AI is transforming the fastener industry from “sweat-based manufacturing” to “data-driven smart manufacturing”, with its influence extending from micro-level product design to macro-level supply chain collaboration. The core contributions are primarily manifested in the following five dimensions:
Intelligent manufacturing and quality control (the most intuitive way to reduce costs and increase efficiency)
AI visual inspection systems have largely replaced manual visual inspection, capable of accurately identifying minor defects such as cracks and thread imperfections. The detection accuracy and efficiency have been significantly improved, with the missed detection rate in some scenarios dropping from 2%-5% in manual inspection to almost zero. Meanwhile, AI can predict failures in cold heading machines and thread rolling machines in advance by analyzing data such as equipment vibration and temperature, enabling predictive maintenance and reducing unplanned downtime.
Process and design optimization (from experience-driven to data-driven)

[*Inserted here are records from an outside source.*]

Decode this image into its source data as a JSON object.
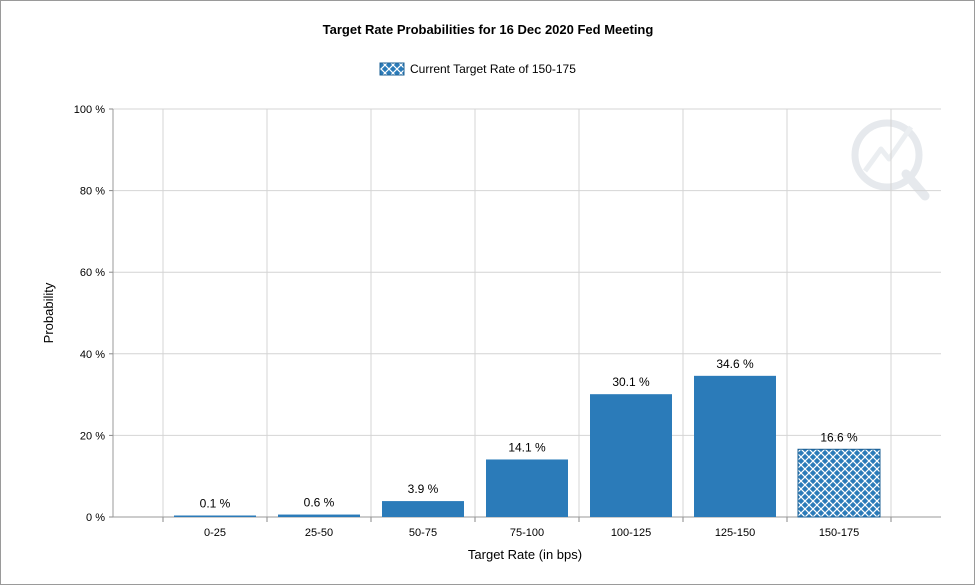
{
  "chart_data": {
    "type": "bar",
    "title": "Target Rate Probabilities for 16 Dec 2020 Fed Meeting",
    "legend": {
      "label": "Current Target Rate of 150-175",
      "placement": "top-center"
    },
    "xlabel": "Target Rate (in bps)",
    "ylabel": "Probability",
    "ylim": [
      0,
      100
    ],
    "yticks": [
      "0 %",
      "20 %",
      "40 %",
      "60 %",
      "80 %",
      "100 %"
    ],
    "grid": true,
    "categories": [
      "0-25",
      "25-50",
      "50-75",
      "75-100",
      "100-125",
      "125-150",
      "150-175"
    ],
    "values": [
      0.1,
      0.6,
      3.9,
      14.1,
      30.1,
      34.6,
      16.6
    ],
    "data_labels": [
      "0.1 %",
      "0.6 %",
      "3.9 %",
      "14.1 %",
      "30.1 %",
      "34.6 %",
      "16.6 %"
    ],
    "highlighted_category": "150-175",
    "colors": {
      "bar": "#2b7bb9",
      "highlight_fill": "#2b7bb9",
      "highlight_pattern": "#ffffff",
      "grid": "#d4d4d4"
    }
  }
}
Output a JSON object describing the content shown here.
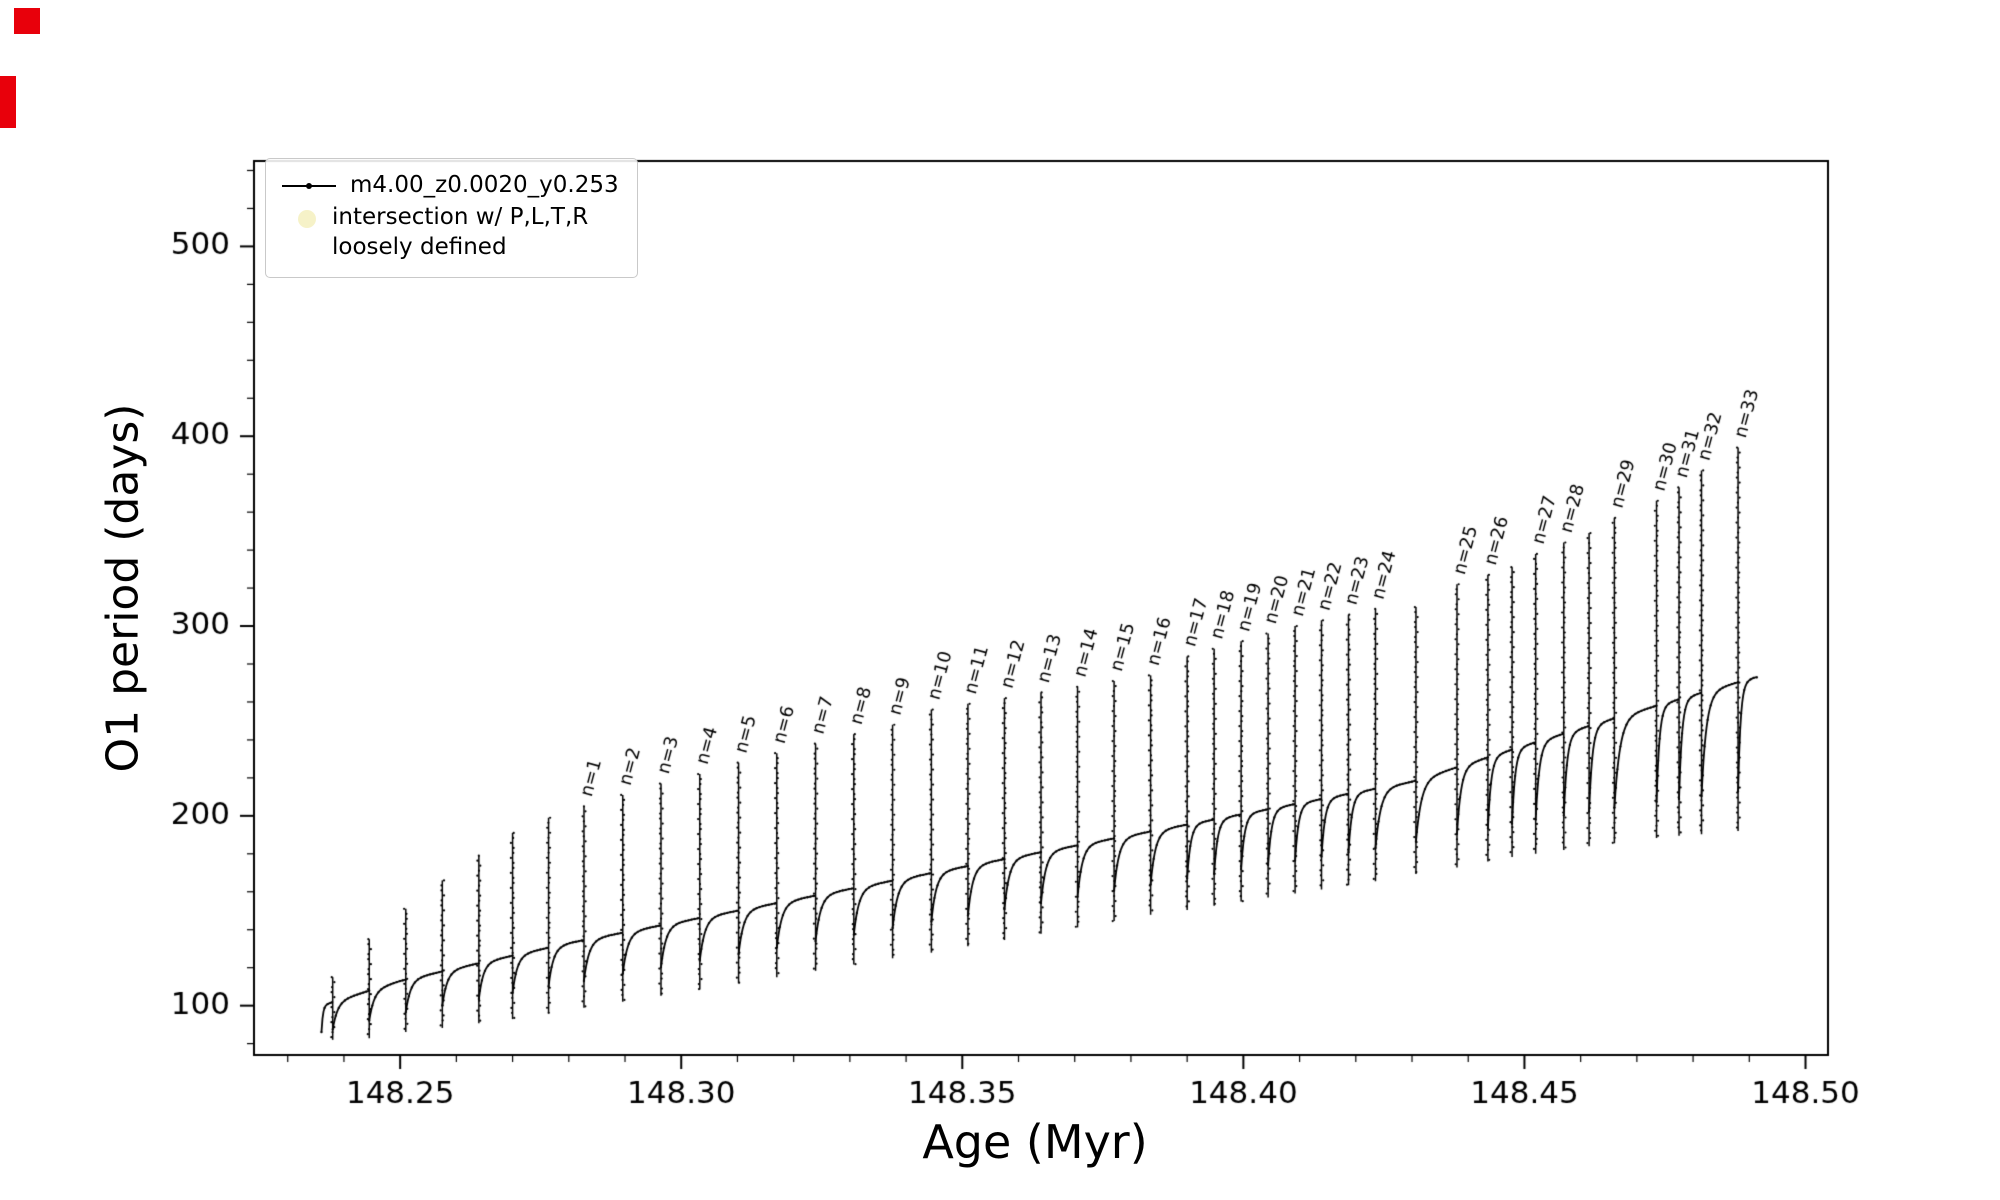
{
  "figure": {
    "background": "#ffffff",
    "marker_color": "#e8000b"
  },
  "legend": {
    "series_label": "m4.00_z0.0020_y0.253",
    "intersection_label": "intersection w/ P,L,T,R\nloosely defined",
    "series_color": "#000000",
    "intersection_color": "#efe89a"
  },
  "chart_data": {
    "type": "line",
    "title": "",
    "xlabel": "Age (Myr)",
    "ylabel": "O1 period (days)",
    "xlim": [
      148.224,
      148.504
    ],
    "ylim": [
      74,
      545
    ],
    "xticks": [
      148.25,
      148.3,
      148.35,
      148.4,
      148.45,
      148.5
    ],
    "xtick_labels": [
      "148.25",
      "148.30",
      "148.35",
      "148.40",
      "148.45",
      "148.50"
    ],
    "x_minor_step": 0.01,
    "yticks": [
      100,
      200,
      300,
      400,
      500
    ],
    "ytick_labels": [
      "100",
      "200",
      "300",
      "400",
      "500"
    ],
    "y_minor_step": 20,
    "grid": false,
    "legend_position": "upper-left",
    "series_name": "m4.00_z0.0020_y0.253",
    "line_color": "#000000",
    "t_start": 148.236,
    "t_end": 148.4915,
    "baseline_envelope": {
      "x": [
        148.236,
        148.25,
        148.28,
        148.31,
        148.35,
        148.4,
        148.43,
        148.45,
        148.47,
        148.491
      ],
      "lower": [
        86,
        96,
        112,
        127,
        147,
        172,
        186,
        197,
        206,
        214
      ],
      "upper": [
        100,
        113,
        133,
        150,
        173,
        201,
        218,
        237,
        255,
        273
      ]
    },
    "spikes": [
      {
        "label": null,
        "age": 148.238,
        "peak": 115
      },
      {
        "label": null,
        "age": 148.2445,
        "peak": 135
      },
      {
        "label": null,
        "age": 148.251,
        "peak": 151
      },
      {
        "label": null,
        "age": 148.2575,
        "peak": 166
      },
      {
        "label": null,
        "age": 148.264,
        "peak": 179
      },
      {
        "label": null,
        "age": 148.27,
        "peak": 191
      },
      {
        "label": null,
        "age": 148.2764,
        "peak": 199
      },
      {
        "label": "n=1",
        "age": 148.2827,
        "peak": 205
      },
      {
        "label": "n=2",
        "age": 148.2896,
        "peak": 211
      },
      {
        "label": "n=3",
        "age": 148.2964,
        "peak": 217
      },
      {
        "label": "n=4",
        "age": 148.3033,
        "peak": 222
      },
      {
        "label": "n=5",
        "age": 148.3102,
        "peak": 228
      },
      {
        "label": "n=6",
        "age": 148.317,
        "peak": 233
      },
      {
        "label": "n=7",
        "age": 148.3239,
        "peak": 238
      },
      {
        "label": "n=8",
        "age": 148.3307,
        "peak": 243
      },
      {
        "label": "n=9",
        "age": 148.3376,
        "peak": 248
      },
      {
        "label": "n=10",
        "age": 148.3445,
        "peak": 256
      },
      {
        "label": "n=11",
        "age": 148.351,
        "peak": 259
      },
      {
        "label": "n=12",
        "age": 148.3575,
        "peak": 262
      },
      {
        "label": "n=13",
        "age": 148.364,
        "peak": 265
      },
      {
        "label": "n=14",
        "age": 148.3705,
        "peak": 268
      },
      {
        "label": "n=15",
        "age": 148.377,
        "peak": 271
      },
      {
        "label": "n=16",
        "age": 148.3835,
        "peak": 274
      },
      {
        "label": "n=17",
        "age": 148.39,
        "peak": 284
      },
      {
        "label": "n=18",
        "age": 148.3948,
        "peak": 288
      },
      {
        "label": "n=19",
        "age": 148.3996,
        "peak": 292
      },
      {
        "label": "n=20",
        "age": 148.4044,
        "peak": 296
      },
      {
        "label": "n=21",
        "age": 148.4092,
        "peak": 300
      },
      {
        "label": "n=22",
        "age": 148.4139,
        "peak": 303
      },
      {
        "label": "n=23",
        "age": 148.4187,
        "peak": 306
      },
      {
        "label": "n=24",
        "age": 148.4235,
        "peak": 309
      },
      {
        "label": null,
        "age": 148.4307,
        "peak": 310
      },
      {
        "label": "n=25",
        "age": 148.438,
        "peak": 322
      },
      {
        "label": "n=26",
        "age": 148.4435,
        "peak": 327
      },
      {
        "label": null,
        "age": 148.4478,
        "peak": 331
      },
      {
        "label": "n=27",
        "age": 148.452,
        "peak": 338
      },
      {
        "label": "n=28",
        "age": 148.457,
        "peak": 344
      },
      {
        "label": null,
        "age": 148.4615,
        "peak": 349
      },
      {
        "label": "n=29",
        "age": 148.466,
        "peak": 357
      },
      {
        "label": "n=30",
        "age": 148.4735,
        "peak": 366
      },
      {
        "label": "n=31",
        "age": 148.4775,
        "peak": 373
      },
      {
        "label": "n=32",
        "age": 148.4815,
        "peak": 382
      },
      {
        "label": "n=33",
        "age": 148.488,
        "peak": 394
      }
    ]
  }
}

Utilizing generative AI and finite element analysis, enterprises can swiftly simulate various working conditions (such as specific vibration frequencies and torques), optimize thread shapes and locking structures, shorten research and development cycles, and reduce the cost of trial and error. On the production side, AI algorithms can automatically fine-tune process parameters (such as pressure and temperature) for cold heading, heat treatment, and other processes based on historical data, enhancing product hardness consistency and material utilization. Some enterprises have reduced raw material losses by approximately 8% through this approach.
Supply chain and demand forecasting (solving the challenge of “thousands of SKUs”)

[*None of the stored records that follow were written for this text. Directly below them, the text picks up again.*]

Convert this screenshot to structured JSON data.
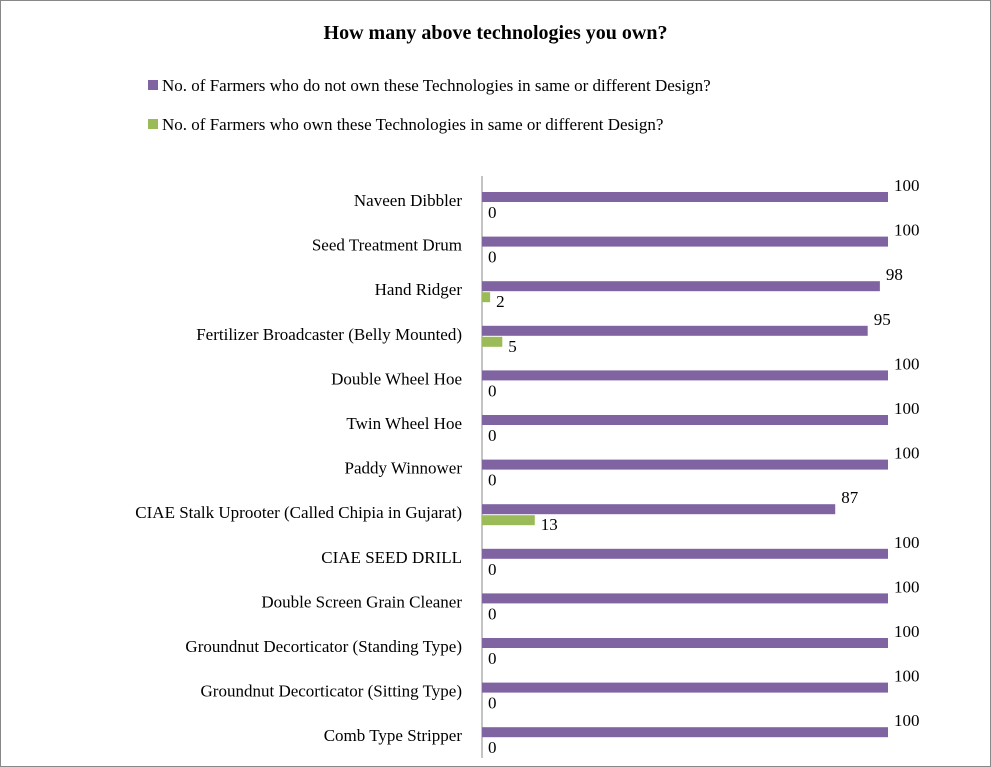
{
  "chart_data": {
    "type": "bar",
    "orientation": "horizontal",
    "title": "How many above technologies you own?",
    "legend_position": "top",
    "grid": false,
    "xlim": [
      0,
      100
    ],
    "categories": [
      "Naveen Dibbler",
      "Seed Treatment Drum",
      "Hand Ridger",
      "Fertilizer Broadcaster (Belly Mounted)",
      "Double Wheel Hoe",
      "Twin Wheel Hoe",
      "Paddy Winnower",
      "CIAE Stalk Uprooter (Called Chipia in Gujarat)",
      "CIAE SEED DRILL",
      "Double Screen Grain Cleaner",
      "Groundnut Decorticator (Standing Type)",
      "Groundnut Decorticator (Sitting Type)",
      "Comb Type Stripper"
    ],
    "series": [
      {
        "name": "No. of Farmers who do not own these Technologies in same or different Design?",
        "color": "#8064a2",
        "values": [
          100,
          100,
          98,
          95,
          100,
          100,
          100,
          87,
          100,
          100,
          100,
          100,
          100
        ]
      },
      {
        "name": "No. of Farmers who own these Technologies in same or different Design?",
        "color": "#9bbb59",
        "values": [
          0,
          0,
          2,
          5,
          0,
          0,
          0,
          13,
          0,
          0,
          0,
          0,
          0
        ]
      }
    ]
  }
}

There are numerous fastener SKUs (often exceeding 50,000), and AI can integrate variables such as crude oil prices, exchange rates, and downstream industry cycles to accurately predict demand fluctuations and optimize inventory structure. In practical applications, AI-driven dynamic scheduling can reduce scheduling time by 90%, increase inventory turnover by 20%-60%, and effectively avoid the risks of overstocking or supply disruptions. Domestically, there are also industrial vertical large models (such as “Xingjia Linglong”) that have achieved extremely high accuracy in fastener selection and material management.
Product form evolution (smart fasteners)
The integration of AI and IoT has given birth to “smart fasteners”, which can monitor pre-tightening force, temperature, and vibration in real-time through built-in sensors. These fasteners are used for predictive maintenance in scenarios such as wind power and bridges, elevating them from passive connectors to active safety nodes. At the assembly end, embodied intelligent robots have achieved high-precision positioning of sub-millimeter screw holes, enabling fully automated precision attachment.
Industrial synergy and cluster upgrading (regional “industrial brain”)
In industrial clusters such as Yongnian in Hebei and Haiyan in Zhejiang, AI-driven shared intelligent manufacturing platforms can aggregate production capacity data from hundreds of enterprises within the region, enabling intelligent order dispatching and real-time monitoring of equipment energy consumption, thereby facilitating the transition of small and medium-sized enterprises from independent operations to collaborative efforts.
Overall, AI’s assistance to the fastener industry has shifted from single-point application (such as visual inspection of a certain equipment) to full-chain penetration. It helps enterprises extract efficiency through data optimization without significantly increasing hardware investment, and is a key lever for fastener enterprises to break through the high-end market and cope with cost and carbon tariff pressures.